Another turn to the left and we end up in the middle of a market place that is bustling with people. Seems we decided to venture out on the busiest shopping day of the week. You can spot chickens, ducks and other poultry in all forms of life and death. The combination of smells and the intense heat of the day create a sensation that is hard to describe. Each step brings a new odor or fragrance, depending on your direction. We are soaked in sweat by now, as most of the locals are as well. The piles of rotten fruits and vegetables mix with other trash to create a walking hazard. A woman takes a handmade broom with long strands of straw to sweep her pile to the other side of the street. And we keep walking.

I happen to notice a store filled with colorful paper goods and have been searching for “red bags” (Hong hao) to bring back for Mrs. Burns’s kindergarten class to help celebrate Chinese New Year. I enter and apply my best Mandarin skills and hand them the piece of paper my teacher had written out for me. I get a nodding head and we begin to pick through a good choice of bags, all adorned with different images and characters. I need 50 and even get some play money to put in each one, as the bags are given as gifts and always include cash inside. I have a sense of pride, speaking my tiny phrases and being able to find these on my own (mostly).

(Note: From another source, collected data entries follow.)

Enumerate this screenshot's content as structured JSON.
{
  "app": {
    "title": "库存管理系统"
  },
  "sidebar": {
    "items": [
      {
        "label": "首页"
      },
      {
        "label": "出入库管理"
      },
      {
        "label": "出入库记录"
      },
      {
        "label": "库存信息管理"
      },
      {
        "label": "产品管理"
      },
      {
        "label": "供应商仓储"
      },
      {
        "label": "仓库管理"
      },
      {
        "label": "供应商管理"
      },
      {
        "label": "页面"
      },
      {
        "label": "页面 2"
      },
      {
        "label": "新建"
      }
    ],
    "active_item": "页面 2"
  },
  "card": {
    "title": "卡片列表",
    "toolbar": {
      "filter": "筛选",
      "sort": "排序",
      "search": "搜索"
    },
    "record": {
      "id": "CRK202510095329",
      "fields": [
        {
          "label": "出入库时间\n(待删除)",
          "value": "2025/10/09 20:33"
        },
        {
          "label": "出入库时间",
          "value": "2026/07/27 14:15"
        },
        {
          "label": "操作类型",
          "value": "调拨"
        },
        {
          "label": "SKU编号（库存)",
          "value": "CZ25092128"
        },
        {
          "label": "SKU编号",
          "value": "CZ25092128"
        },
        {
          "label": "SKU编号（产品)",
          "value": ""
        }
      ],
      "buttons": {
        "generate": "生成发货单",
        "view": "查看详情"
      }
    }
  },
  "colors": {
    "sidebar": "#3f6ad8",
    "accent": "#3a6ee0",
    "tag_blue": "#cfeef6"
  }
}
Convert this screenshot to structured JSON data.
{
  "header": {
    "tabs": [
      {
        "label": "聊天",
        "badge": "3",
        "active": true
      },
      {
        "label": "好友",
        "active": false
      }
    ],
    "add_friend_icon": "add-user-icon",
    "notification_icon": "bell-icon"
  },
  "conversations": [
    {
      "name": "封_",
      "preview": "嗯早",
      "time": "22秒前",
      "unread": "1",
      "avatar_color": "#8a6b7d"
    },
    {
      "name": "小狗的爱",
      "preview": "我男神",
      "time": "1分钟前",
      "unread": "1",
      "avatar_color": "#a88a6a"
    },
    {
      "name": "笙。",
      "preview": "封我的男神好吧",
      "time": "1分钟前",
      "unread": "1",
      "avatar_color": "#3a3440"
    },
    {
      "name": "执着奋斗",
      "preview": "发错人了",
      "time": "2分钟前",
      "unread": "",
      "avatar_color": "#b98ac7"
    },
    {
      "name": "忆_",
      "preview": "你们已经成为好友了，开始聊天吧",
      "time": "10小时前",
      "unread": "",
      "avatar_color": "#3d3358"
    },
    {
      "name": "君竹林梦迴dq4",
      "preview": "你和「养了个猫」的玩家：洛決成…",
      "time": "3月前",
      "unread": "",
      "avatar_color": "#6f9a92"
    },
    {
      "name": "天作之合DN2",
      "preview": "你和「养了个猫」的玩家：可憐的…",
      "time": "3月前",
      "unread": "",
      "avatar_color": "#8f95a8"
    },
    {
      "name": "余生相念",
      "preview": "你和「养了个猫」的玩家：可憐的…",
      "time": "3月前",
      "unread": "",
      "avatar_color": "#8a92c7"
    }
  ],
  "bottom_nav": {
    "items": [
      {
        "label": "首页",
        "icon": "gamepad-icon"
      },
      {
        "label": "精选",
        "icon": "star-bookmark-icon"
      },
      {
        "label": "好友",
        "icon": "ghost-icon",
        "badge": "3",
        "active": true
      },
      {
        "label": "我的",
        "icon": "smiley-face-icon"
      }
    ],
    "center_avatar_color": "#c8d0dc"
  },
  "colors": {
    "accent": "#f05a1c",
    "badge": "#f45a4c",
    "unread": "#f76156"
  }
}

Heading back to the hotel, my companion and I realize we had ventured off the beaten path of Starbucks and other comforts of home and had experienced the real China. And we have a haircut and some red bags to prove it.

Just a short follow after that long read: Greg, Ben and I extend our authentic adventure by passing on lasagna with the group and find a Szechwan place. We were taught some favorite dishes in Mandarin and now order them with flair. I worry that the servers laugh in our face and the subtler gather in the corner to point and snicker at our dinner requests. We can handle ordering a Coke, and I stick with the standby Kung Po Chicken. The tables are sort of like a southern BBQ joint – polyurethane pine picnic tables and benches pushed together, with the difference being pots of tea and chopsticks.

We knew we would be getting some hot food, and even try to persuade the waitress to tell someone we want the two-pepper level. Once the food starts being served, the dishes are filled with all sorts of fire producing and we are still hoping for something Texas hot, but not too bad…

After a few bites some begin to cough. I look across the table to look at a sweat-covered face, as if he was made of wax and then put into an oven for a slow, painful melt. My nose starts to run and I begin to lose clear vision. I notice the cook having a broad smile as he stands off near the back. Our server just smiles as she passes, making sure we don’t combust. More wheezing and a more prominent choking couch now comes to our table. We are still trying to talk about the quality of the food (it WAS good…just a bit out of my range in intensity, but the sweat is now pouring off us all and my sight is dimming. I then mistake a hot pepper for a mushroom and my gums start to bleed (well, maybe not, but that might have felt better). I let out a gasp and we are all laughing at our authentic experience. This is real China once again. It was just not as sweet as my first taste.

About one Pepsi, a pot of tea and then a bottle of cold tea on the walk back and I begin to regain feeling in my tongue.